Since the Trillium Party lacked official party status in the Legislative Assembly of Ontario, MacLaren was officially counted as an independent. In the 2018 election, he lost his bid for re-election in the new riding of Kanata—Carleton, essentially the Ottawa portion of his old riding. He finished fifth out of seven candidates after losing over half of his vote from 2014.

== Electoral record ==

v; t; e; 2018 Ontario general election: Kanata—Carleton
Party: Candidate; Votes; %; ±%
Progressive Conservative; Merrilee Fullerton; 23,089; 43.19; -2.39
New Democratic; John Hansen; 15,592; 29.17; +15.21
Liberal; Stephanie Maghnam; 9,090; 17.01; -16.35
Green; Andrew West; 2,827; 5.29; -1.81
Trillium; Jack MacLaren; 1,947; 3.64
Libertarian; Peter D'Entremont; 524; 0.98
None of the Above; Robert LeBrun; 384; 0.72
Total valid votes: 53,453; 99.22
Total rejected, unmarked and declined ballots: 418; 0.78
Turnout: 53,871; 62.32
Eligible voters: 86,449
Progressive Conservative notional hold; Swing; -8.80
Source: Elections Ontario

v; t; e; 2014 Ontario general election: Carleton—Mississippi Mills
| Party | Candidate | Votes | % | ±% |
|  | Progressive Conservative | Jack MacLaren | 30,590 | 47.49 | −2.80 |
|  | Liberal | Rosalyn Stevens | 20,472 | 31.78 | −2.31 |
|  | New Democratic | John Hansen | 8,744 | 13.57 | +2.23 |
|  | Green | Andrew West | 4,614 | 7.16 | +3.86 |
| Total valid votes |  |  | 64,420 | 98.98 |
| Total rejected, unmarked and declined ballots |  |  | 664 | 1.02 | +0.66 |
| Turnout |  |  | 65,084 | 56.08 | +2.59 |
| Eligible voters |  |  | 116,047 |  |
|  | Progressive Conservative hold |  | Swing |  | −0.25 |
Source(s) "Official return from the records — 013, Carleton-Mississippi Mills" (PDF). Elections Ontario. 2014. Retrieved June 27, 2015.

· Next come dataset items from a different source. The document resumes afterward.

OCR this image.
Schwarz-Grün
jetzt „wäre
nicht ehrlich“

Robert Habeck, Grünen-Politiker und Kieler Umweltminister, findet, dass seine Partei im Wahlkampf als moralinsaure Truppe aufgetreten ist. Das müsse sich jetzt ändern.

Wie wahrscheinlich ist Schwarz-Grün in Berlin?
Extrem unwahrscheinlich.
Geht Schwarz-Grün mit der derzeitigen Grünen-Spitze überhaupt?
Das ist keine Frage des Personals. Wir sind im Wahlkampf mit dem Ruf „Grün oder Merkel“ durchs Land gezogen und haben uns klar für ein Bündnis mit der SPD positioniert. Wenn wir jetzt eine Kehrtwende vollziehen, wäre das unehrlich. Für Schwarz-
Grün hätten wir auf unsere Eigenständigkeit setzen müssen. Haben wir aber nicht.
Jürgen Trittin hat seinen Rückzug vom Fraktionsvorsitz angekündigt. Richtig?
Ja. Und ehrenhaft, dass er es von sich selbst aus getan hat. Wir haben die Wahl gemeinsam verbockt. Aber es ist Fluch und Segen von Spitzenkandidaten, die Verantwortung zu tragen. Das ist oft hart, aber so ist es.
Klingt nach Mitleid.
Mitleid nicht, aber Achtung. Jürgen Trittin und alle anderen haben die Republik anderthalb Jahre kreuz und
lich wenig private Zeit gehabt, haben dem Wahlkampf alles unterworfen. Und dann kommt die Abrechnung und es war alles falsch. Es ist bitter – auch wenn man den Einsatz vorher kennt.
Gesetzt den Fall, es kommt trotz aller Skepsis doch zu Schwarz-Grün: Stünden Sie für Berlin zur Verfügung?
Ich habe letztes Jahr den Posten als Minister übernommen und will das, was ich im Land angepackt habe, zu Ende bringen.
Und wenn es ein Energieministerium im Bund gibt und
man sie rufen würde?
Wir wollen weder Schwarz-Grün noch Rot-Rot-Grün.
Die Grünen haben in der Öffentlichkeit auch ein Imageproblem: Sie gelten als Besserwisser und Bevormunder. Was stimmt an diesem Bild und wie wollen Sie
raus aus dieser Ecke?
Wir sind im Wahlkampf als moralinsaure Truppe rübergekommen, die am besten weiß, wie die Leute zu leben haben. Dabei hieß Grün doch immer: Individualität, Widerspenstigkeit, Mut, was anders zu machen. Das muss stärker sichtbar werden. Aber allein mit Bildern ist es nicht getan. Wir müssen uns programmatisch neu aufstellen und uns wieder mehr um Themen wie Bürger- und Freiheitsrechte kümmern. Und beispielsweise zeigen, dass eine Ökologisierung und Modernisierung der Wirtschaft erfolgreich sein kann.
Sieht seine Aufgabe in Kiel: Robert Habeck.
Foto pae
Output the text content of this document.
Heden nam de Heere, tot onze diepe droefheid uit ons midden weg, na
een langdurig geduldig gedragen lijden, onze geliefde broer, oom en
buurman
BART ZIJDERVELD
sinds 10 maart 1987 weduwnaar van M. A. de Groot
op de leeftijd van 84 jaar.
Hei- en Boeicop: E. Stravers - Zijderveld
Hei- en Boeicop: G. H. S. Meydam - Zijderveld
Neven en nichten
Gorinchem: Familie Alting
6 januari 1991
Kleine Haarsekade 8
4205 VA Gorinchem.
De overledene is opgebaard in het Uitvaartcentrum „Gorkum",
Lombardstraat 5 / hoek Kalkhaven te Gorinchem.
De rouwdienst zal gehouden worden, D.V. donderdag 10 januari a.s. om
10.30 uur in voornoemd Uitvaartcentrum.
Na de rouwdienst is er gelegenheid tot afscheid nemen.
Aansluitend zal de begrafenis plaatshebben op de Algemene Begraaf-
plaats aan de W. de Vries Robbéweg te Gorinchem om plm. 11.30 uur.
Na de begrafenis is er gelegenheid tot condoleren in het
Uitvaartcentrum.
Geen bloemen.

v; t; e; 2011 Ontario general election: Carleton—Mississippi Mills
| Party | Candidate | Votes | % | ±% |
|  | Progressive Conservative | Jack MacLaren | 28,246 | 50.29 | +2.46 |
|  | Liberal | Megan Cornell | 19,144 | 34.08 | +2.15 |
|  | New Democratic | Liam Duff | 6,371 | 11.34 | +3.72 |
|  | Green | Scott Simser | 1,857 | 3.31 | −7.20 |
|  | Family Coalition | Cynthia Bredfeldt | 549 | 0.98 | +0.18 |
| Total valid votes |  |  | 56,167 | 99.64 |
| Total rejected, unmarked and declined ballots |  |  | 204 | 0.36 | −0.09 |
| Turnout |  |  | 56,371 | 53.50 | −1.81 |
| Eligible voters |  |  | 105,371 |  |
|  | Progressive Conservative hold |  | Swing |  | +0.16 |
Source(s) "Summary of Valid Votes Cast for Each Candidate – October 6, 2011 General Election" (PDF). Elections Ontario. November 18, 2011. Retrieved May 27, 2014."Statistical Summary – General Elections 2011" ( XLS Spreadsheet). Elections Ontario. October 1, 2013. Retrieved May 27, 2014.